Table: Practice Set With Answers

Cover the third column with your hand, write your version, then compare. If yours is different but still grammatical and keeps meaning, you’re good.

Task Sentence Prompt One Clean Answer
Active → Passive (present simple) The company ships orders daily. Orders are shipped daily.
Active → Passive (past simple) Lisa wrote the email last night. The email was written last night.
Active → Passive (present perfect) They have repaired the road. The road has been repaired.
Active → Passive (modal) You must submit the form today. The form must be submitted today.
Passive → Active (agent given) The prize was awarded by the jury. The jury awarded the prize.
Passive → Active (agent missing) The lights were turned off at 10 p.m. The staff turned off the lights at 10 p.m.
Choose voice for clarity The meeting minutes were sent. (Who?) Rina sent the meeting minutes.
Choose voice for focus Someone updated the schedule. (Focus: schedule) The schedule was updated.

Edit Checklist For Voice

When you edit, you’re not hunting passive forms like they’re a crime. You’re checking whether each sentence points to the right subject and keeps the reader oriented.

Checklist Steps

  1. Underline the subject in each sentence. Ask: is that the noun you want to feature?
  2. Circle any be + past participle forms. Ask: does the sentence still feel clear without naming the doer?
  3. If three or more passive sentences stack in a row, switch one or two back to active so the paragraph breathes.
  4. In academic writing, keep passive where the method or result is the focus. In personal writing, lean active unless there’s a reason not to.

Mini Rewrite Demo

Here’s what a quick revision can look like.

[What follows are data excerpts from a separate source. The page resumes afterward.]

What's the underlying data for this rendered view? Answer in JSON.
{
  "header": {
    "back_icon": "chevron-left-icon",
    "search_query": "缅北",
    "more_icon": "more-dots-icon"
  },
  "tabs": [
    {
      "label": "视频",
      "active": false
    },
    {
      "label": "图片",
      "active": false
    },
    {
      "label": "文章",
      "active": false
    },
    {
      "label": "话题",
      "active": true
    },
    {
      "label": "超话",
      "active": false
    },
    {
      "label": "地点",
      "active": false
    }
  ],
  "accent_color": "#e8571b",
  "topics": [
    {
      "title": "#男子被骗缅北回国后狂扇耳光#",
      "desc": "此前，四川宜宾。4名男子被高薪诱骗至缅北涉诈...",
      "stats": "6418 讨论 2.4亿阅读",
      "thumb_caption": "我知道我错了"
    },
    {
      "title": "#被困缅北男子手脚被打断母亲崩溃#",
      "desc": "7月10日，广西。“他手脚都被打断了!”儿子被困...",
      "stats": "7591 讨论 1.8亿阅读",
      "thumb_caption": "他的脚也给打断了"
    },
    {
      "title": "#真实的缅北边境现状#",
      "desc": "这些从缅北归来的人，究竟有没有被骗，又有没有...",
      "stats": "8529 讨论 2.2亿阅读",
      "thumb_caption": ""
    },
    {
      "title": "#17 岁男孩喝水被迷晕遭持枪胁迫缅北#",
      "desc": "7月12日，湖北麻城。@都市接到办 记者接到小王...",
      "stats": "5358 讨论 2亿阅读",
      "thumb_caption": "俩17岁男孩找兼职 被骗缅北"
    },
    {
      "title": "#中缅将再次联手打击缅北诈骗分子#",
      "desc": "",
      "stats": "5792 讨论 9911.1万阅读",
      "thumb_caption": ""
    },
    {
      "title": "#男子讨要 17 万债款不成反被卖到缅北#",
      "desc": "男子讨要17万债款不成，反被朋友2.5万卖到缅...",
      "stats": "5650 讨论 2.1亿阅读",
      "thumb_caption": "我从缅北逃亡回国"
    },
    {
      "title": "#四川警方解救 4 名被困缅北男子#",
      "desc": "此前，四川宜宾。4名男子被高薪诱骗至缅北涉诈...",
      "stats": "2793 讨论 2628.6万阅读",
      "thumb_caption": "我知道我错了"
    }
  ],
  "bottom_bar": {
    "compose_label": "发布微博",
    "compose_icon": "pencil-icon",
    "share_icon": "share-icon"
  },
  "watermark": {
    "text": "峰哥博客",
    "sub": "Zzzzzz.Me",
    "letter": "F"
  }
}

  • Before: The files were reviewed and the errors were corrected.
  • After: The editor reviewed the files and corrected the errors.

Same meaning. Clearer doer. Fewer repeated passive verbs. That’s the whole game.

One Week Practice Plan

If you want steady progress, use a tiny daily routine. Ten minutes is enough if you stay consistent.

  1. Day 1: Identify voice in 20 sentences.
  2. Day 2: Convert 10 active sentences to passive.
  3. Day 3: Convert 10 passive sentences to active.
  4. Day 4: Mix tenses: present, past, perfect, future, modals.
  5. Day 5: Write one paragraph in active, then rewrite it with a few passive choices where focus changes.
  6. Day 6: Do the table practice set again, aiming for zero tense mistakes.
  7. Day 7: Edit a real piece of your writing with the checklist above.

Stick with this for a week and you’ll start hearing voice problems before you even finish a sentence. That’s when writing gets easier.